The OP suggests that publishing model is obsolete and good riddance with publishers. So what he is suggesting is to get rid of publishers who take manuscripts, process them, and deliver them to market. You then suggest they be replaced with entities that do the same thing. The entities you describe already exist and they have a name: publishers. Will they have to adapt to the market? Yes,and those that hope to survive must. Would the market be better off if there were no publishers willing to risk author advances, process manuscripts, and deliver them to the market? I believe so, yes.

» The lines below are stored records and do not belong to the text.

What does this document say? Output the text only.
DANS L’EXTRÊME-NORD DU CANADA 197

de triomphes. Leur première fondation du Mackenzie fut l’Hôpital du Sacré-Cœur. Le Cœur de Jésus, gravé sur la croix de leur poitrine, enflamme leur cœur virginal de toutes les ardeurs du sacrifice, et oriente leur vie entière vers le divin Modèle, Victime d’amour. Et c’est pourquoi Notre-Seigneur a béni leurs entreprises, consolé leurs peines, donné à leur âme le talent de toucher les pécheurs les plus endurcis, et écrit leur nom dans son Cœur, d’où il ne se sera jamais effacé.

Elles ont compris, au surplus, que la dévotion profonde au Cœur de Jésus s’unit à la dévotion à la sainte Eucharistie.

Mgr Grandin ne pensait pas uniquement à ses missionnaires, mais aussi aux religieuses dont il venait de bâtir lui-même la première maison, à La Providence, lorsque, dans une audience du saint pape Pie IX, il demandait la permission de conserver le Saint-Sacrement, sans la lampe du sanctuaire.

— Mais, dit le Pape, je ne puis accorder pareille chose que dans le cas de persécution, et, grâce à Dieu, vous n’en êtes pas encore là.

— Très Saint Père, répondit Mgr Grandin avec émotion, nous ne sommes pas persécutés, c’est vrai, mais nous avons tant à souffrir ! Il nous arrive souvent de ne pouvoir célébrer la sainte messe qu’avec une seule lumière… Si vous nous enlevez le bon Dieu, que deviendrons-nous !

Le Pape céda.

Yes, Amazon paid some authors out of thier own pocket. It also pays publishers directly as well. They purchased a book for $20 wholesale and sell it for $9.99 as a promotion. This is selling below cost. No evidence they were losing money on all their ebook sales. Amazons strategy is low low low margins. They lose money on best sellers and make up the loss with other books. They can do this because of the huge volume of sales that is possible when you have low low low margins. Their strategy is the exact opposite of Apples.